First off, the cast of Spiders & Snakes is not pretty, and should take it easy with the sleeve pics. Inside, the track titles give away the disc vibe, as cheap, tricked-out "Radio Stars" wind-up "Nonstop Rock" for the life-threatening pitch of "Party in Hollywood." Whatever decade these four dudes (look like a who-knows-what) live in, they're having nothing but a good time here. Led by unsung Hollywood hero Lizzie Grey, Spiders & Snakes weave and coil through "2000 Rock & Roll" like the last decade never happened (although the stark 90's production makes these festivities shrill; a little late 70's tubular tuning would shoot these fireworks higher into the night). The new version of the old scene, "Public Enemy #1" becomes an outrageous fete rather than a cautionary outlaw parable. The "take it all for yourself" dig at the end could be directed at Nikki Sixx, as Spiders and Snakes grand pooh-bah Grey co-authored the cut with Sixx back in the early 80's while comprising the band London (hence the album title). A Spirit-ed run through "Run, Run, Run" and the hot Mott stuff of "Rock and Roll Queen (you know what I mean)" avoids the mid-album ruts (Nigel Benjamin replaced the irreplaceable Ian Hunter in Mott the Hoople and was also a member of London). Never thought I'd say this, but the full-frontal rock assault gets a bit monochromatic. Nobody wants any ballads, but London Daze could benefit from a little shading.

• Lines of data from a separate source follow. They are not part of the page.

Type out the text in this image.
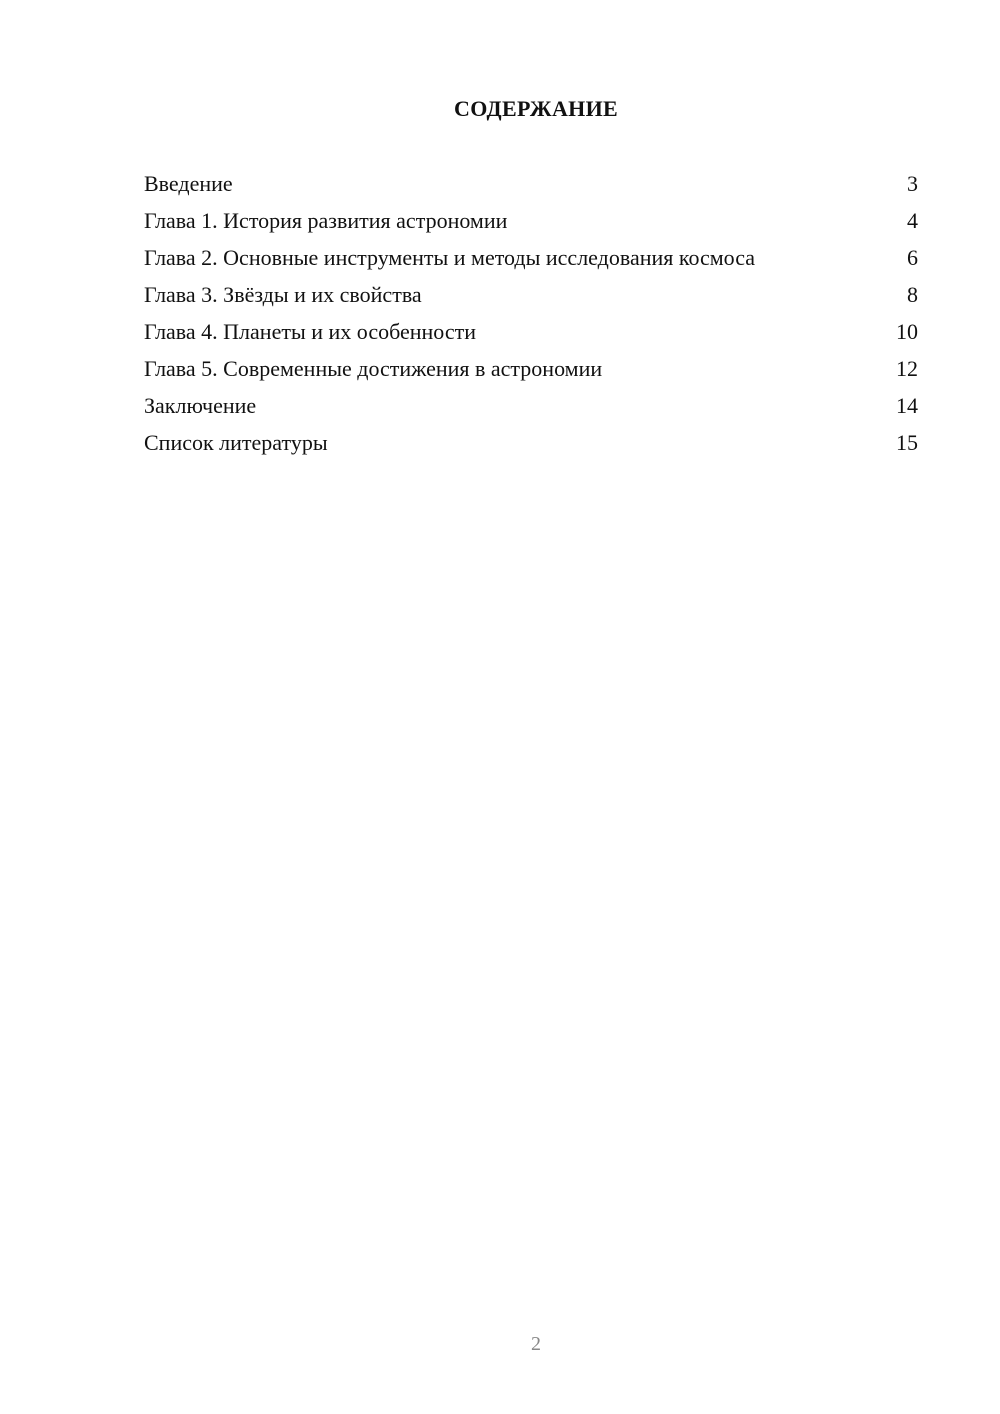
СОДЕРЖАНИЕ
Введение	3
Глава 1. История развития астрономии	4
Глава 2. Основные инструменты и методы исследования космоса	6
Глава 3. Звёзды и их свойства	8
Глава 4. Планеты и их особенности	10
Глава 5. Современные достижения в астрономии	12
Заключение	14
Список литературы	15
2
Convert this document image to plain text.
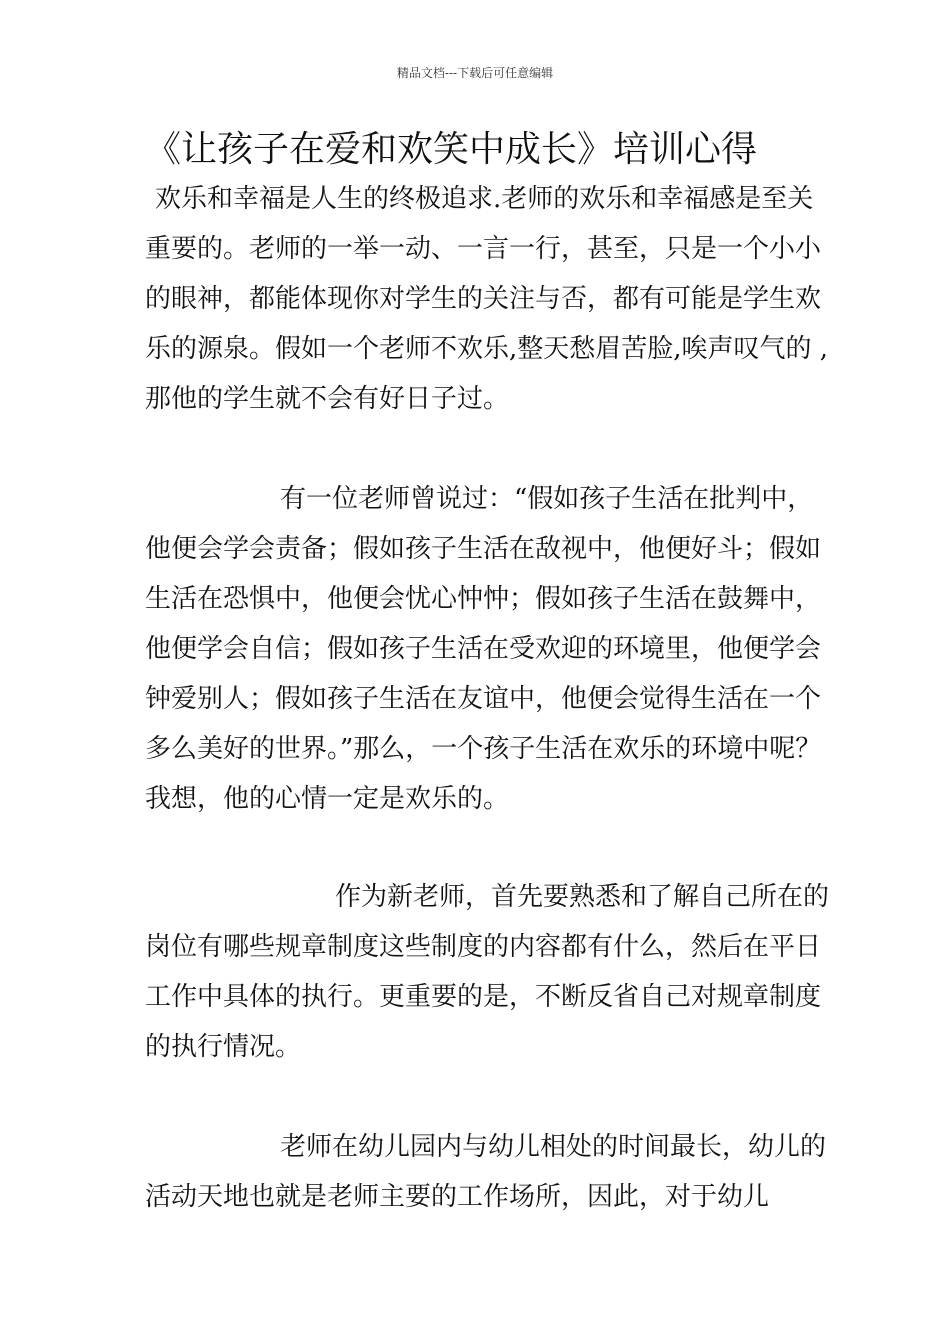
精品文档---下载后可任意编辑
《让孩子在爱和欢笑中成长》培训心得

欢乐和幸福是人生的终极追求.老师的欢乐和幸福感是至关重要的。老师的一举一动、一言一行，甚至，只是一个小小的眼神，都能体现你对学生的关注与否，都有可能是学生欢乐的源泉。假如一个老师不欢乐,整天愁眉苦脸,唉声叹气的 ,那他的学生就不会有好日子过。

有一位老师曾说过：“假如孩子生活在批判中，他便会学会责备；假如孩子生活在敌视中，他便好斗；假如生活在恐惧中，他便会忧心忡忡；假如孩子生活在鼓舞中，他便学会自信；假如孩子生活在受欢迎的环境里，他便学会钟爱别人；假如孩子生活在友谊中，他便会觉得生活在一个多么美好的世界。”那么，一个孩子生活在欢乐的环境中呢？我想，他的心情一定是欢乐的。

作为新老师，首先要熟悉和了解自己所在的岗位有哪些规章制度这些制度的内容都有什么，然后在平日工作中具体的执行。更重要的是，不断反省自己对规章制度的执行情况。

老师在幼儿园内与幼儿相处的时间最长，幼儿的活动天地也就是老师主要的工作场所，因此，对于幼儿
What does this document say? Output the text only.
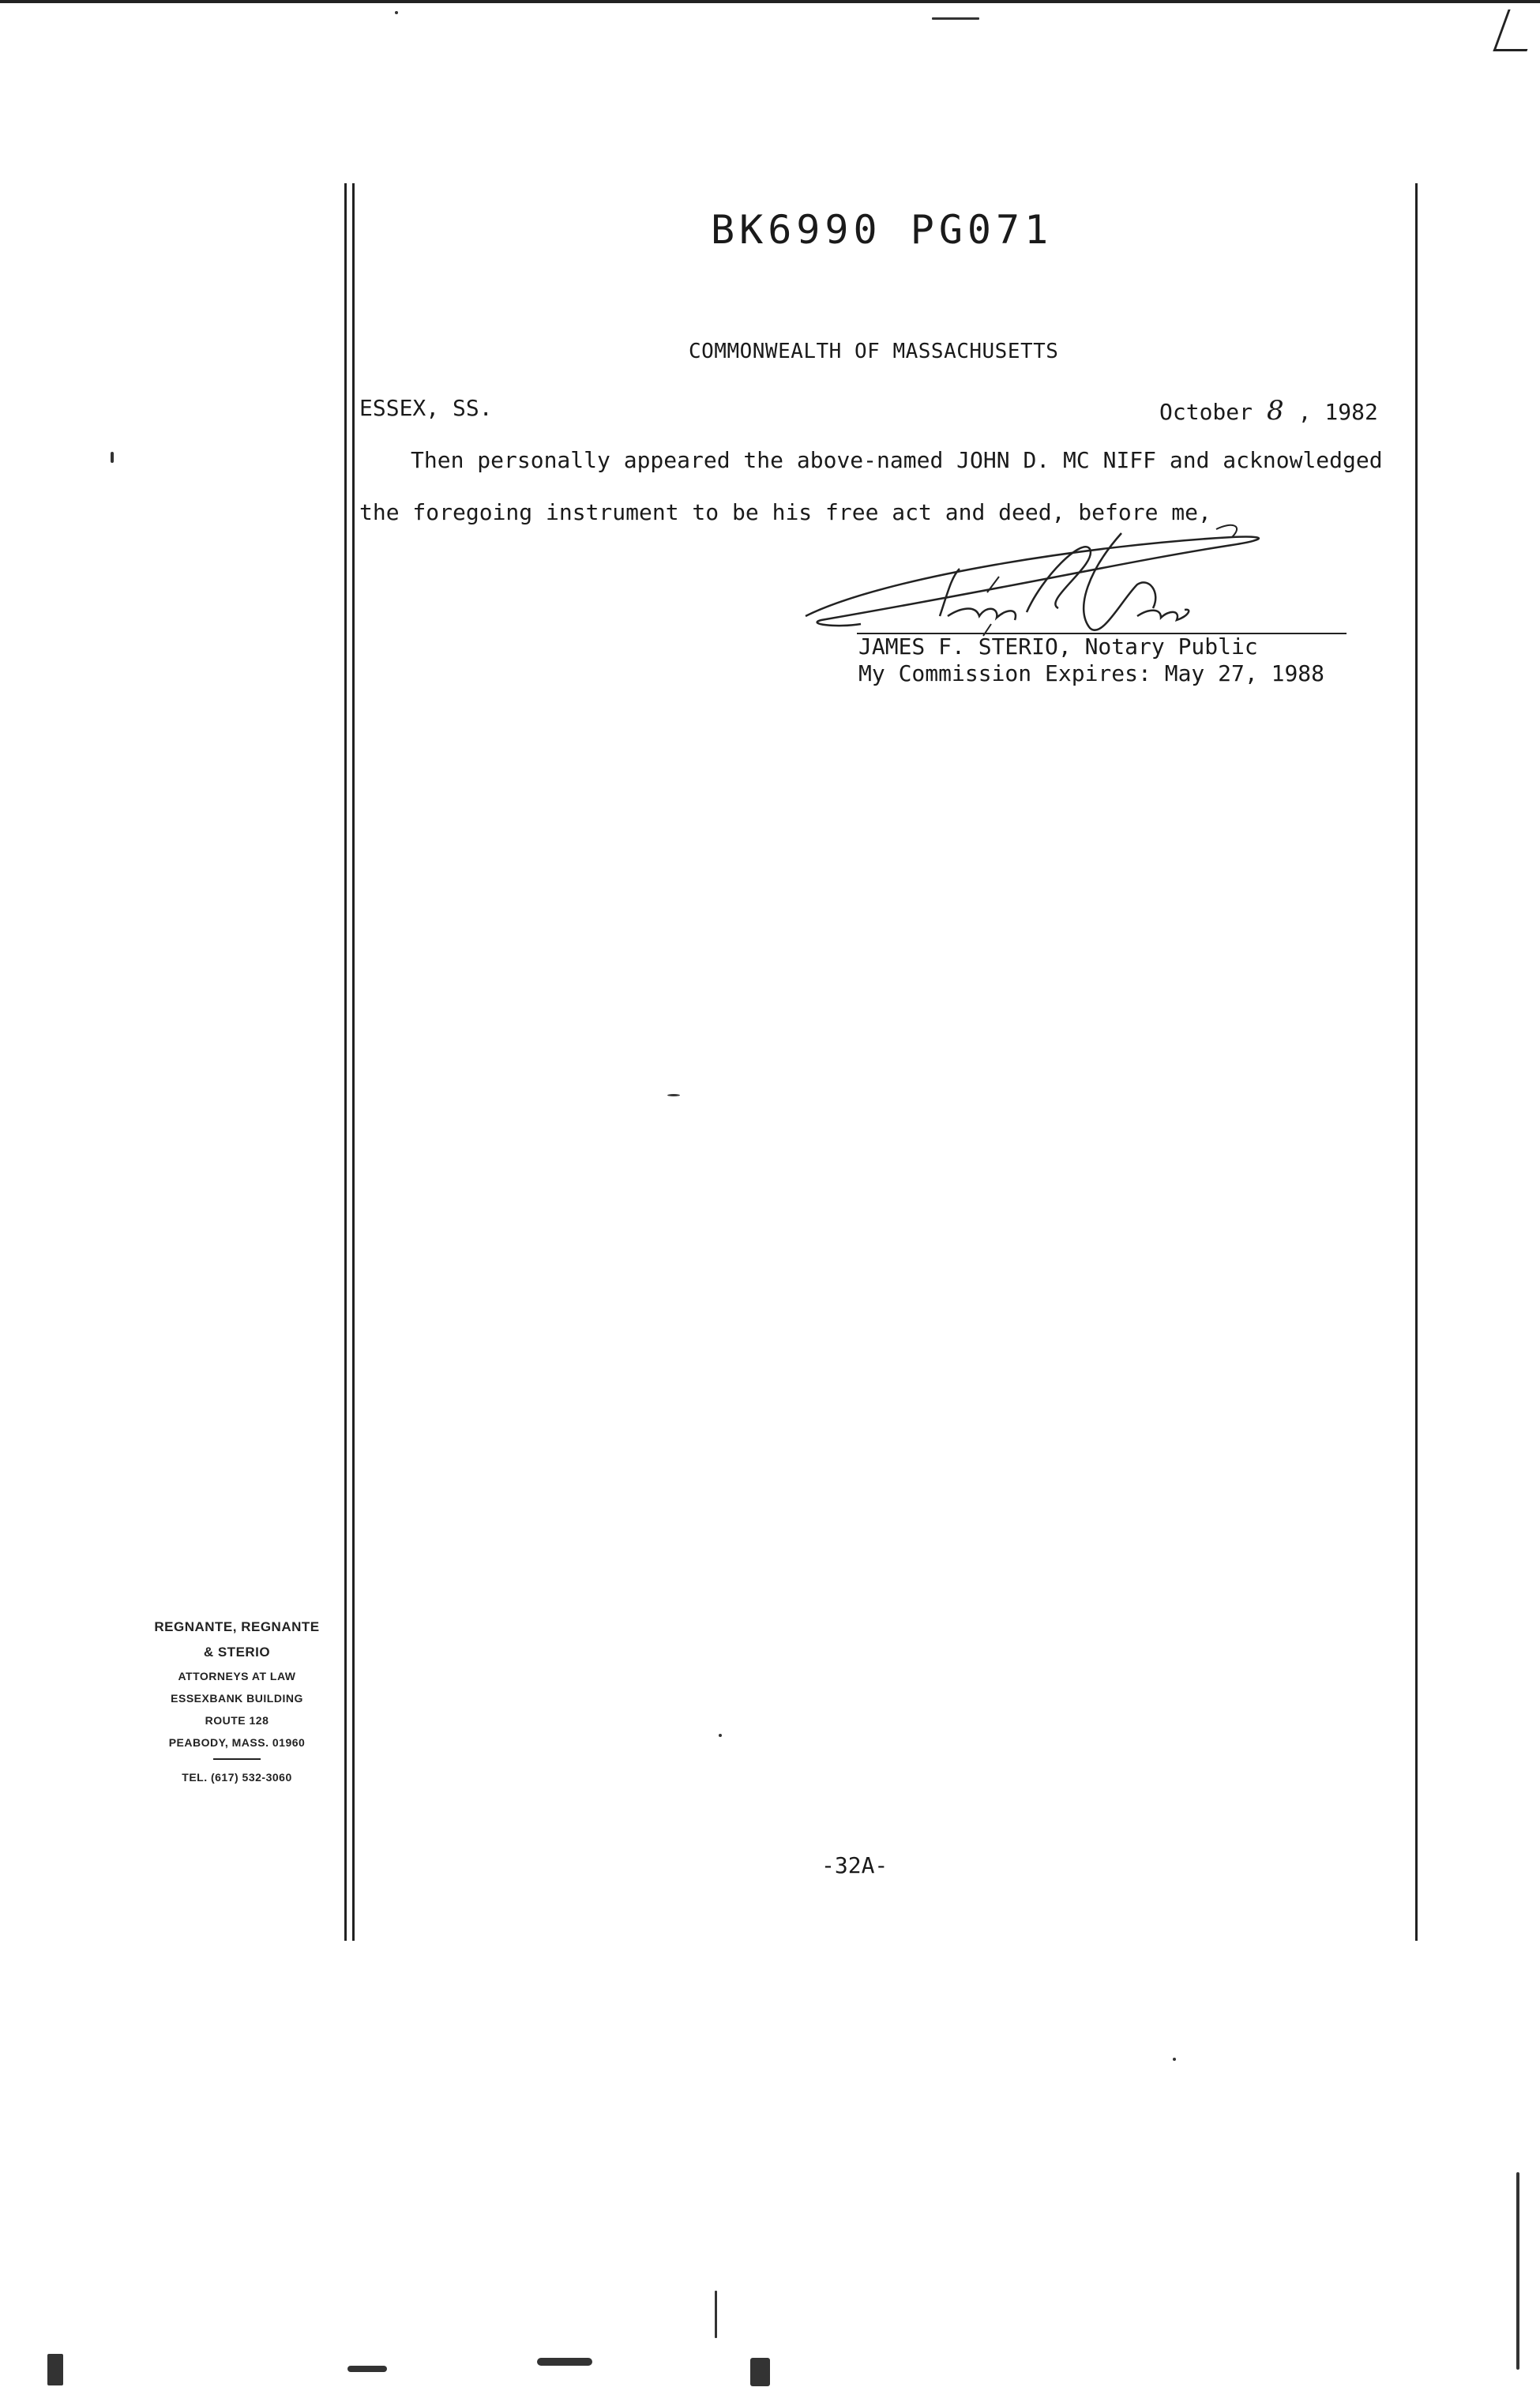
BK6990 PG071
COMMONWEALTH OF MASSACHUSETTS
ESSEX, SS.	October 8 , 1982
Then personally appeared the above-named JOHN D. MC NIFF and acknowledged
the foregoing instrument to be his free act and deed, before me,
JAMES F. STERIO, Notary Public
My Commission Expires: May 27, 1988
REGNANTE, REGNANTE
& STERIO
ATTORNEYS AT LAW
ESSEXBANK BUILDING
ROUTE 128
PEABODY, MASS. 01960
TEL. (617) 532-3060
-32A-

These cartoonish cats are having a blast and want you to too, a rare and welcome stance in present times. The next record may be brilliant (this is the fifth!), but I doubt it. Spiders and Snakes shakes things up, but must be past its prime and, like Hanoi Rocks, is a band caught in the wrong time. So who cares? Get out the heels, the hair-spray and self-destruct with London Daze. The wonderfully limited vision of Spiders & Snakes incorporates all that matters: TV, radio and rock & roll. Luckily the band doesn't know when to stop. The tacked-on '80 London demo is significant, surprisingly stacking up no-less than three mellow chill-pills that almost make me bite my tongue for the above ballad dis: "Nobody Loves You Like I Do" is a quality pop song. "Straight from the Heart" bleeds alright considering, and "Dream Girl" is a glam-slam triumph that deserves a complete make-over.